Sometimes, cervicitis is discovered during a routine exam if you do not have symptoms. It can be diagnosed in many ways.

Pelvic exam

For this test, the doctor inserts a gloved finger into the vagina, while pressing on the abdomen. In this way, abnormalities of the pelvic organs, including the cervix, can be detected.

Vaginal cytology

During this test, the doctor takes a sample of cells from the vagina and cervix. The cells are studied to detect abnormalities.

Vaginal discharge for microscopic examination

The doctor may also decide to take a sample of the flow of the cervix. The sample is then placed under a microscope.

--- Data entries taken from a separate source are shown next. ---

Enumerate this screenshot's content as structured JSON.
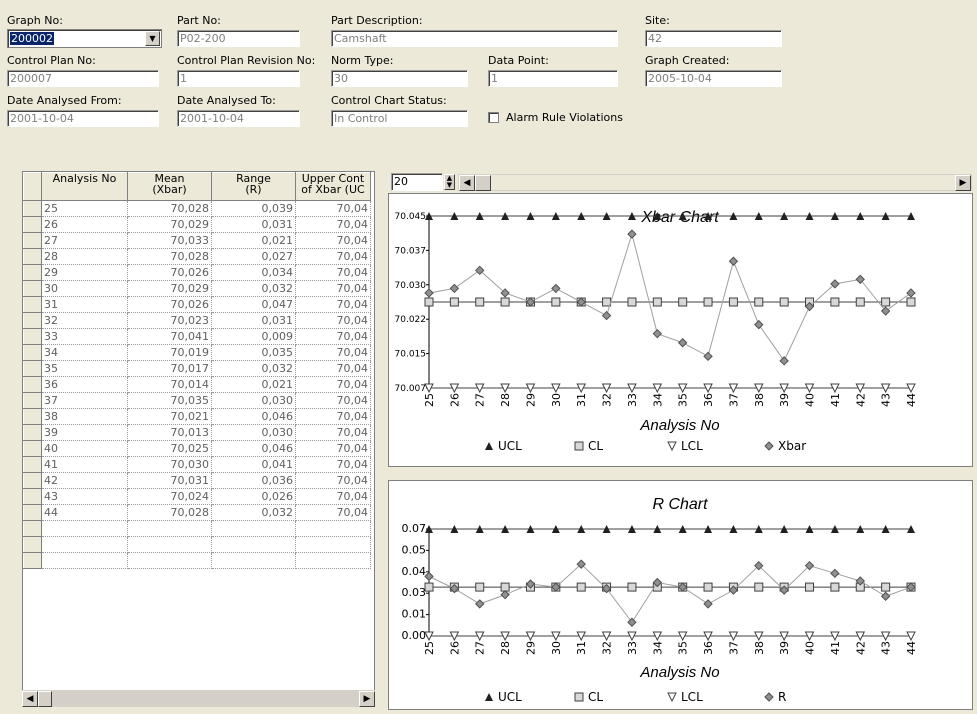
{
  "header": {
    "graph_no_label": "Graph No:",
    "graph_no_value": "200002",
    "part_no_label": "Part No:",
    "part_no_value": "P02-200",
    "part_desc_label": "Part Description:",
    "part_desc_value": "Camshaft",
    "site_label": "Site:",
    "site_value": "42",
    "control_plan_label": "Control Plan No:",
    "control_plan_value": "200007",
    "cp_rev_label": "Control Plan Revision No:",
    "cp_rev_value": "1",
    "norm_type_label": "Norm Type:",
    "norm_type_value": "30",
    "data_point_label": "Data Point:",
    "data_point_value": "1",
    "graph_created_label": "Graph Created:",
    "graph_created_value": "2005-10-04",
    "date_from_label": "Date Analysed From:",
    "date_from_value": "2001-10-04",
    "date_to_label": "Date Analysed To:",
    "date_to_value": "2001-10-04",
    "status_label": "Control Chart Status:",
    "status_value": "In Control",
    "alarm_label": "Alarm Rule Violations"
  },
  "grid": {
    "columns": [
      "Analysis No",
      "Mean\n(Xbar)",
      "Range\n(R)",
      "Upper Cont\nof Xbar (UC"
    ],
    "rows": [
      [
        "25",
        "70,028",
        "0,039",
        "70,04"
      ],
      [
        "26",
        "70,029",
        "0,031",
        "70,04"
      ],
      [
        "27",
        "70,033",
        "0,021",
        "70,04"
      ],
      [
        "28",
        "70,028",
        "0,027",
        "70,04"
      ],
      [
        "29",
        "70,026",
        "0,034",
        "70,04"
      ],
      [
        "30",
        "70,029",
        "0,032",
        "70,04"
      ],
      [
        "31",
        "70,026",
        "0,047",
        "70,04"
      ],
      [
        "32",
        "70,023",
        "0,031",
        "70,04"
      ],
      [
        "33",
        "70,041",
        "0,009",
        "70,04"
      ],
      [
        "34",
        "70,019",
        "0,035",
        "70,04"
      ],
      [
        "35",
        "70,017",
        "0,032",
        "70,04"
      ],
      [
        "36",
        "70,014",
        "0,021",
        "70,04"
      ],
      [
        "37",
        "70,035",
        "0,030",
        "70,04"
      ],
      [
        "38",
        "70,021",
        "0,046",
        "70,04"
      ],
      [
        "39",
        "70,013",
        "0,030",
        "70,04"
      ],
      [
        "40",
        "70,025",
        "0,046",
        "70,04"
      ],
      [
        "41",
        "70,030",
        "0,041",
        "70,04"
      ],
      [
        "42",
        "70,031",
        "0,036",
        "70,04"
      ],
      [
        "43",
        "70,024",
        "0,026",
        "70,04"
      ],
      [
        "44",
        "70,028",
        "0,032",
        "70,04"
      ]
    ],
    "empty_rows": 3
  },
  "chart_toolbar": {
    "points_value": "20"
  },
  "chart_data": [
    {
      "type": "line",
      "title": "Xbar Chart",
      "xlabel": "Analysis No",
      "ylabel": "",
      "x": [
        25,
        26,
        27,
        28,
        29,
        30,
        31,
        32,
        33,
        34,
        35,
        36,
        37,
        38,
        39,
        40,
        41,
        42,
        43,
        44
      ],
      "y_ticks": [
        "70.007",
        "70.015",
        "70.022",
        "70.030",
        "70.037",
        "70.045"
      ],
      "ylim": [
        70.007,
        70.045
      ],
      "series": [
        {
          "name": "UCL",
          "marker": "triangle-up",
          "values": [
            70.045,
            70.045,
            70.045,
            70.045,
            70.045,
            70.045,
            70.045,
            70.045,
            70.045,
            70.045,
            70.045,
            70.045,
            70.045,
            70.045,
            70.045,
            70.045,
            70.045,
            70.045,
            70.045,
            70.045
          ]
        },
        {
          "name": "CL",
          "marker": "square",
          "values": [
            70.026,
            70.026,
            70.026,
            70.026,
            70.026,
            70.026,
            70.026,
            70.026,
            70.026,
            70.026,
            70.026,
            70.026,
            70.026,
            70.026,
            70.026,
            70.026,
            70.026,
            70.026,
            70.026,
            70.026
          ]
        },
        {
          "name": "LCL",
          "marker": "triangle-down",
          "values": [
            70.007,
            70.007,
            70.007,
            70.007,
            70.007,
            70.007,
            70.007,
            70.007,
            70.007,
            70.007,
            70.007,
            70.007,
            70.007,
            70.007,
            70.007,
            70.007,
            70.007,
            70.007,
            70.007,
            70.007
          ]
        },
        {
          "name": "Xbar",
          "marker": "diamond",
          "values": [
            70.028,
            70.029,
            70.033,
            70.028,
            70.026,
            70.029,
            70.026,
            70.023,
            70.041,
            70.019,
            70.017,
            70.014,
            70.035,
            70.021,
            70.013,
            70.025,
            70.03,
            70.031,
            70.024,
            70.028
          ]
        }
      ],
      "legend": "bottom"
    },
    {
      "type": "line",
      "title": "R Chart",
      "xlabel": "Analysis No",
      "ylabel": "",
      "x": [
        25,
        26,
        27,
        28,
        29,
        30,
        31,
        32,
        33,
        34,
        35,
        36,
        37,
        38,
        39,
        40,
        41,
        42,
        43,
        44
      ],
      "y_ticks": [
        "0.00",
        "0.01",
        "0.03",
        "0.04",
        "0.05",
        "0.07"
      ],
      "ylim": [
        0.0,
        0.07
      ],
      "series": [
        {
          "name": "UCL",
          "marker": "triangle-up",
          "values": [
            0.07,
            0.07,
            0.07,
            0.07,
            0.07,
            0.07,
            0.07,
            0.07,
            0.07,
            0.07,
            0.07,
            0.07,
            0.07,
            0.07,
            0.07,
            0.07,
            0.07,
            0.07,
            0.07,
            0.07
          ]
        },
        {
          "name": "CL",
          "marker": "square",
          "values": [
            0.032,
            0.032,
            0.032,
            0.032,
            0.032,
            0.032,
            0.032,
            0.032,
            0.032,
            0.032,
            0.032,
            0.032,
            0.032,
            0.032,
            0.032,
            0.032,
            0.032,
            0.032,
            0.032,
            0.032
          ]
        },
        {
          "name": "LCL",
          "marker": "triangle-down",
          "values": [
            0,
            0,
            0,
            0,
            0,
            0,
            0,
            0,
            0,
            0,
            0,
            0,
            0,
            0,
            0,
            0,
            0,
            0,
            0,
            0
          ]
        },
        {
          "name": "R",
          "marker": "diamond",
          "values": [
            0.039,
            0.031,
            0.021,
            0.027,
            0.034,
            0.032,
            0.047,
            0.031,
            0.009,
            0.035,
            0.032,
            0.021,
            0.03,
            0.046,
            0.03,
            0.046,
            0.041,
            0.036,
            0.026,
            0.032
          ]
        }
      ],
      "legend": "bottom"
    }
  ]
}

This test can determine if you have a yeast infection (candidiasis), bacterial vaginosis or trichomoniasis, among other pathologies.

Tests for sexually transmitted infections (STDs) can also be done. If a particular infection contributes to Uterine Inflammation, the infection should be treated immediately.

This should cure the cervical inflammation in the uterus.

Treatment of Cervicitis

There is no standard treatment for cervicitis. Your doctor will determine the treatment that best suits you, based on several factors, including general health, medical history, the severity of the symptoms and the degree of inflammation.

Prevention

There are ways to reduce your risk of developing cervicitis. Abstinence from sex will protect you against cervicitis caused by sexually transmitted infections.

Reduce the risk of sexually transmitted infections by using a condom every time you have sex.

Avoiding chemical solutions such as vaginal wash solutions and scented tampons can reduce the risk of allergic reactions.

If you use a tampon or diaphragm, follow the instructions to know when to remove the tampon and how to clean the diaphragm.